Another view: $T$ generalizes to something called an almost complex structure on, say, a vector bundle. The only condition is that $J$ is a linear operator such that $J^2 = - \textrm{Id}$; such structures are valuable because they admit a $\mathbb{C}$-module structure on an otherwise real vector space by defining $i x := Jx$ for $x \in V$, where $V$ is a $\mathbb{R}$-vector space. Since $J$ satisfies its own characteristic polynomial (Cayley-Hamilton), the condition $J^2 = - \textrm{Id}$ implies that there are eigenvalues $\pm i$.

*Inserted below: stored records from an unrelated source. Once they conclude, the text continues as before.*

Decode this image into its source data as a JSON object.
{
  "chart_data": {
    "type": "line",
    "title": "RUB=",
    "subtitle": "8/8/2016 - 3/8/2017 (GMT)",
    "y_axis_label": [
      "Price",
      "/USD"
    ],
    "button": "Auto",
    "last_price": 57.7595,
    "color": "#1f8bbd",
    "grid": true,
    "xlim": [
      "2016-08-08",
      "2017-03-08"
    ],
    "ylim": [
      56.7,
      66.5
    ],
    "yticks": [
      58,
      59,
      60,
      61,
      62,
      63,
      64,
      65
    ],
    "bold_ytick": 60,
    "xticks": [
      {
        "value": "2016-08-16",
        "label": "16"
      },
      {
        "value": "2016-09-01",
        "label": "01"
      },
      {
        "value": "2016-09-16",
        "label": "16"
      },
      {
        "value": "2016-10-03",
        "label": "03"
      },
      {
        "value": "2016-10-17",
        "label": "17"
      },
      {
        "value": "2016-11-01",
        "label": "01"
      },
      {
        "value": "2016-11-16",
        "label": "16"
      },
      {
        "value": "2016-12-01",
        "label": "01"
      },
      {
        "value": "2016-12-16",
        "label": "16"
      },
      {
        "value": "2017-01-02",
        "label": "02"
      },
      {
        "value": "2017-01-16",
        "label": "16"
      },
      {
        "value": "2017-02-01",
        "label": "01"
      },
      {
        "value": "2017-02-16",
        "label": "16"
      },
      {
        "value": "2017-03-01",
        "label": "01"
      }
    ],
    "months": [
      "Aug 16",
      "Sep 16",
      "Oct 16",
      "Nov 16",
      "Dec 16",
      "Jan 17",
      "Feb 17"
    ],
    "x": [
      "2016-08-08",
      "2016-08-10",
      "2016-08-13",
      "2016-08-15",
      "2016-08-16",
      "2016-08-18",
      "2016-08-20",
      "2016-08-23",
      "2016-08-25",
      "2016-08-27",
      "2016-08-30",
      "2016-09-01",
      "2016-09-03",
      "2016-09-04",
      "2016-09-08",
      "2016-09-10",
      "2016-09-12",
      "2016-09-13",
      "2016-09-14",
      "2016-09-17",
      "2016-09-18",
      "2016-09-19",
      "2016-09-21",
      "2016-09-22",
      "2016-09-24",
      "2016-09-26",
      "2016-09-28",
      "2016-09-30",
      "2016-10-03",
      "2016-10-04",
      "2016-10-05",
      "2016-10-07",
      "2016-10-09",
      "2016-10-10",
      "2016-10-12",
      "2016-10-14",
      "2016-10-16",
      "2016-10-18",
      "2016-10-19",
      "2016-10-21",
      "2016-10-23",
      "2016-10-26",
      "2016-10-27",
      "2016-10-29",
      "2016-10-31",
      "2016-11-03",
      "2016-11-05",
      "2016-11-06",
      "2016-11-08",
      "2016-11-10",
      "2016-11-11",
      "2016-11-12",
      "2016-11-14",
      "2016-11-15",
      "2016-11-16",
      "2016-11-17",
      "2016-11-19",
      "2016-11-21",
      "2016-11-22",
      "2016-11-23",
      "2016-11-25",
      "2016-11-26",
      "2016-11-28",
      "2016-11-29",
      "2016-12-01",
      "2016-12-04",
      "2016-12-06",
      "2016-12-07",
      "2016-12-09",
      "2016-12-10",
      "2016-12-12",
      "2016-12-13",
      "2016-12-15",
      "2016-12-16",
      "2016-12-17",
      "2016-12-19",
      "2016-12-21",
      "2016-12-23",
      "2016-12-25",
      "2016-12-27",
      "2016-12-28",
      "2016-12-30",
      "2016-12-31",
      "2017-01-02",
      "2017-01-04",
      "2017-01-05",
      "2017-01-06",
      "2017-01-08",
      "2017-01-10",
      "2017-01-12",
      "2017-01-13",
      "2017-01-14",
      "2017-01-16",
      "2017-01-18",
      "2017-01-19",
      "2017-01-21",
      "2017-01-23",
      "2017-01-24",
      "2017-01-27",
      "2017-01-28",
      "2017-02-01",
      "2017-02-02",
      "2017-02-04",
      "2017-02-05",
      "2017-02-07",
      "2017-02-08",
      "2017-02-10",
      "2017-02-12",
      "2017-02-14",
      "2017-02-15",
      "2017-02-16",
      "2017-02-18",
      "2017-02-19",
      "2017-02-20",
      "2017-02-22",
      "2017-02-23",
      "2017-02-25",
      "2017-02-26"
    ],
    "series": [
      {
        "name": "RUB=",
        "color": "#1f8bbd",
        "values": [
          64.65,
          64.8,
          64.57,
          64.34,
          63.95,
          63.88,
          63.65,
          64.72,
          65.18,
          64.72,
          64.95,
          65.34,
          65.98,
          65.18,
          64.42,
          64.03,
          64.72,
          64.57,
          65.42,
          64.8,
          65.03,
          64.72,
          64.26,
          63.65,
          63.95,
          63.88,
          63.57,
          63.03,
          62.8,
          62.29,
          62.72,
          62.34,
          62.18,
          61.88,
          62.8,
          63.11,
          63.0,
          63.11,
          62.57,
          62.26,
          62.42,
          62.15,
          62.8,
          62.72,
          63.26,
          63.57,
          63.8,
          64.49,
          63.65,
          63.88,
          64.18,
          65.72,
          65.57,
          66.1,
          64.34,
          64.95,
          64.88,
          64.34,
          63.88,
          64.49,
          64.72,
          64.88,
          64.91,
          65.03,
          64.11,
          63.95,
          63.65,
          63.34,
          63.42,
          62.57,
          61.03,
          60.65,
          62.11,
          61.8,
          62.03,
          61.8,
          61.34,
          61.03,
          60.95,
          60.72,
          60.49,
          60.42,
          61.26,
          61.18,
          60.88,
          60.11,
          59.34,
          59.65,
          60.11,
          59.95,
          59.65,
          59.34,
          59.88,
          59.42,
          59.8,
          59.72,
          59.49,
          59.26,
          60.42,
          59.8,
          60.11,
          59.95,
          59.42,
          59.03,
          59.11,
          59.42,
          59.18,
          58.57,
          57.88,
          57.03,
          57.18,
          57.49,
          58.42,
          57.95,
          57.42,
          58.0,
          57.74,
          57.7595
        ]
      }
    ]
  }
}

You can construct these on $\mathbb{C}^n$ in a natural way: look at the endomorphism induced by multiplying vectors by $i$ when viewing $\mathbb{C}^n$ as $\mathbb{R}^{2n}$. In your example, consider $\mathbb{C}$ as $\mathbb{R}^2$ in the standard fashion; that is, $x+ i y \mapsto (x,y)$. Then, look at the induced matrix transformation when multiplying by $i$ on each basis vector. We see $$i \cdot (1,0) = i \cdot 1 = i = (0,1)$$ and $$i \cdot (0,1) = i \cdot i = -1 = (-1,0)$$ Thus the induced endomorphism when viewing $i$ as a transformation of $\mathbb{C}$ as a real vector space is precisely the matrix $$T = \begin{pmatrix} 0 & -1 \\ 1 & 0 \\ \end{pmatrix}$$ And, of course, $i = e^{i \pi/2}$ in the complex plane, which means that multiplication by $i$ is the same as rotating a complex number $90$ degrees. Thus we deduce that $T$ as above has the effect of rotating a real vector $90$ degrees in $\mathbb{R}^2$.